Desert locusts are healthy
Tanga and his colleagues have discovered that insect oils, for example from desert locusts, contain more omega-3 fatty acids, vitamin E and antioxidants than vegetable oils. According to the researchers, they are safe for human consumption.
It takes about 44 pounds of dried locusts to make 1/4 gallon of raw oil. The oil is dark brown and smells a lot like fish. The ICIPE cafeteria in Nairobi is already serving cookies and breads that were baked with locust oil.
The only indication that these aren't ordinary pastries is the raisin-like decoration on some of them. It turns out they are made of fried locusts.
Not all the products are edible yet, however, and the cooks are still experimenting.
But some dark breads already have a pleasant nutty taste. The demand for insect products could be especially great in Africa, with its rapid population growth as well as the risks of food shortages.
The first thing people tend to associate with desert locusts is a plague.
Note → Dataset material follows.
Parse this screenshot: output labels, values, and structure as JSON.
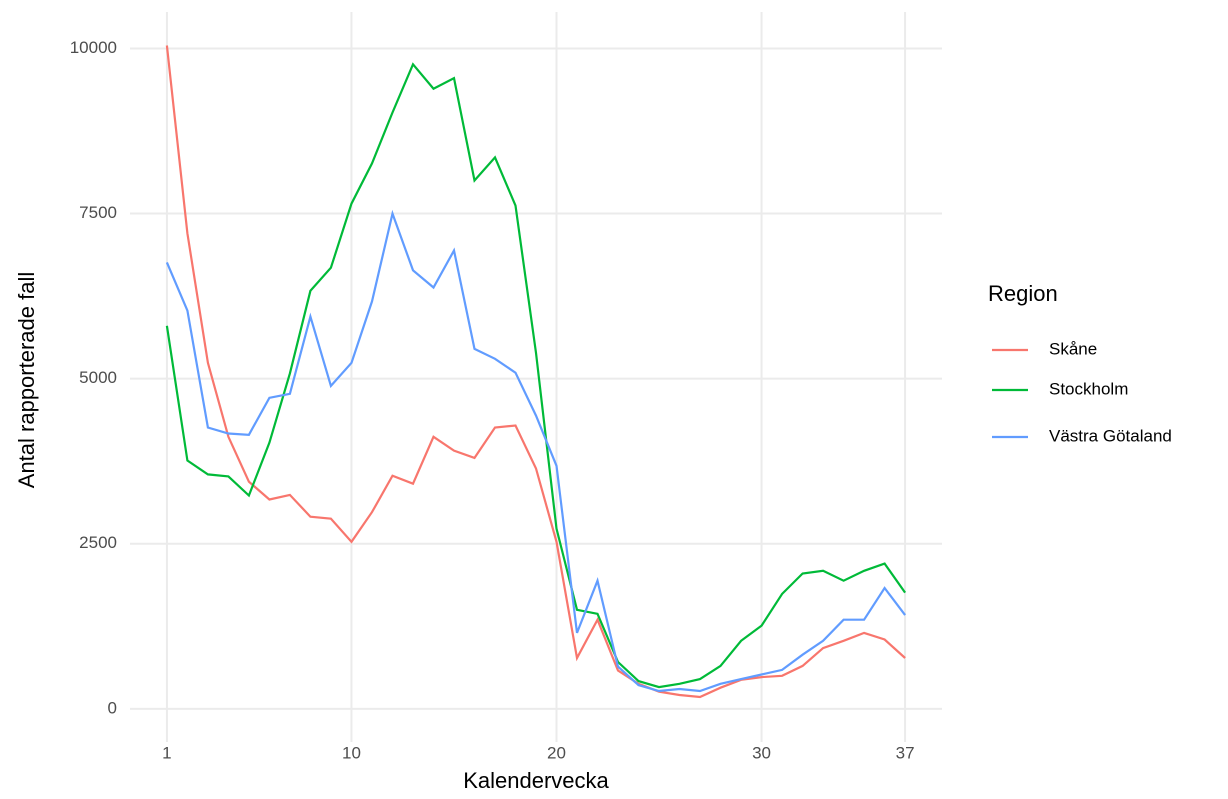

Since the end of 2019, huge swarms of the insects have been migrating over East Africa. Kenya, Ethiopia, and Somalia have been hit the hardest.
When the locust swarms come farmers and herders can only watch on helplessly as the insects destroy their fields and pastures. Their livelihood is acutely threatened by these events.
So why not just capture the swarms and turn the pests into oil? This isn't very practical, according to insect expert Tanga. "The insects migrate, often to inaccessible or even dangerous areas. We cannot reliably predict when they will be found where and in what numbers."
Xavier Cheseto, his colleague, also warns that the locusts could have been sprayed with pesticides, which could make them dangerous for human consumption.
Breeding is environmentally friendly
It would be more feasible to breed the insects. They can be cultivated quickly, cheaply and don't take up a lot of space. Locusts are ready to reproduce within two weeks.
In the ICIPE laboratory, an average of 12,600 locusts are growing in 42 cages, according to Tanga. A female locust lays an estimated 300 eggs during the course of its life, three quarters of which survive. Locust breeding is also considered more environmentally friendly than cattle farming, for example. It emits 83% less methane, Cheseto points out.
Another advantage is that desert locusts are 62% protein. They could therefore either be used as an alternative source of protein to meat or as a replacement or supplement for soybeans. After all, entire forests are often cleared for the cultivation of cattle or soybeans.
Insects could be used in a lot of different types of food
In sub-Saharan Africa, insects have always been part of the human diet. More than 500 insect species are consumed on the continent. Now, an increasing number of researchers are trying to develop food from insects suitable for the modern diet. Soap and biofuel could also be made from them.
ICIPE is currently negotiating with African governments and private companies to make its research results applicable and to promote an insect-based industry. According to the institute, there are already more than 50 companies in Kenya currently producing insect-based animal feed.
Nutritional scientist John Kinyuru from the Jomo Kenyatta University in Nairobi praises the nutritional value of locust oil. He says there's a lot of interest in moving to the stage of industrial production. "Currently, there are not enough farmers producing the insects in sufficient quantities," he says.
He finishes with a warning: "You have to be extremely careful that the locusts don't break out: otherwise you'll create a plague."